Rural areas to benefit from €30m investment package

Taoiseach admits funds to be dispersed over six years ‘not going to solve all the problems’

Minister of State for Rural Economic Development Ann Phelan: “It’s a start. In the world that I come from, €30 million is a huge amount of money and incredibly hard to get.” Photograph: Cyril Byrne

Minister of State for Rural Economic Development Ann Phelan: “It’s a start. In the world that I come from, €30 million is a huge amount of money and incredibly hard to get.” Photograph: Cyril Byrne

 

A €30 million package to revitalise rural communities worst hit by the recession has been announced by Taoiseach Enda Kenny.

The money, to be dispersed over six years, has been made available to improve the attractiveness and sustainability of towns and villages. The funds will be set aside in the Capital Spending Plan which is to be announced next week.

The works will include new cycle ways and civic areas, upgrades for parks, improvements to street lighting and walking paths.

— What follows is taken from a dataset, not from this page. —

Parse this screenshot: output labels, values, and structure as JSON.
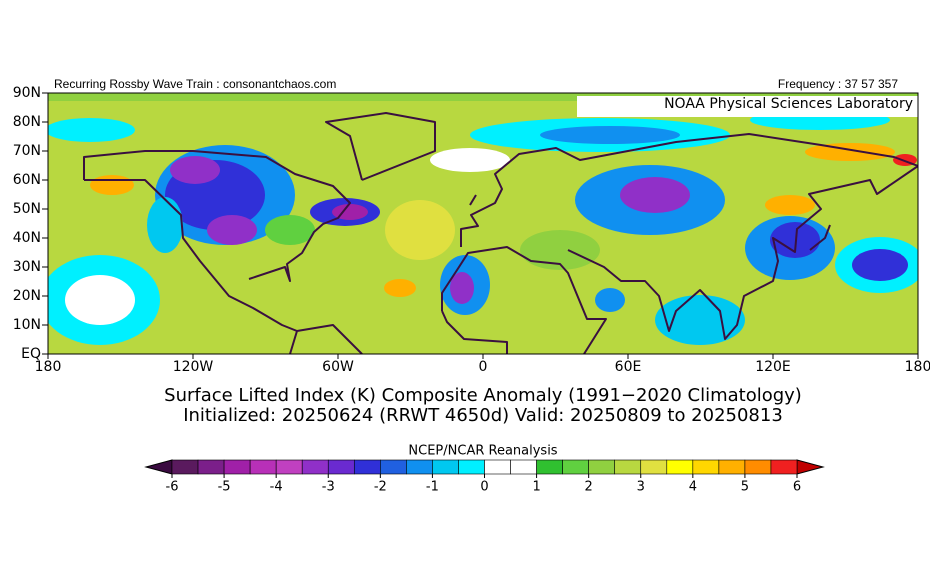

They will be carried out under the Village and Town Renewal Scheme

Central fund

Other improvements allowed under the scheme include small scale site acquisitions for redevelopment, remedial works and enhancement of site infrastructure.

Mr Kenny announced the initiative at the National Ploughing Championships in Ratheniska, Co Laois, yesterday.

He said the Government was committed to ensuring rural areas benefitted from the economic recovery, but admitted the €30 million scheme “won’t do a lot” on its own. “€30 million is a recognition of potential here, it’s not going to solve all the problems, by any means,” he said.

Mr Kenny acknowledged there was a two-tier economic recovery taking place with urban areas growing much faster than rural ones.

“While the recovery is significant, its benefits are not yet being felt as deeply in rural communities as in large urban areas, and to some extent that is inevitable,” he said.

The Taoiseach said he hoped the capital plan would address “infrastructural blockages” in rural Ireland.

Research

Minister for Environment Alan Kelly said developing and maintaining a vibrant rural economy was of national importance. “Rural Ireland will not be abandoned by this Government,” he said.

Minister of State for Rural Economic Development Ann Phelan said she was confident the scheme would make a difference to some of the towns and villages that were struggling.

“It’s a start. In the world that I come from, €30 million is a huge amount of money and incredibly hard to get,” she said. “This is to bolster communities. They have to identify what they want themselves. They’ll each have to apply and make their own case.

Ms Phelan said people living in rural areas areascommunities should have access to services equal to that of urban residents.

“Our vision for rural towns, villages is of vibrant, inclusive, well-maintained, economically thriving areas with residential communities balanced in demographic terms with regard to age and gender,” she said.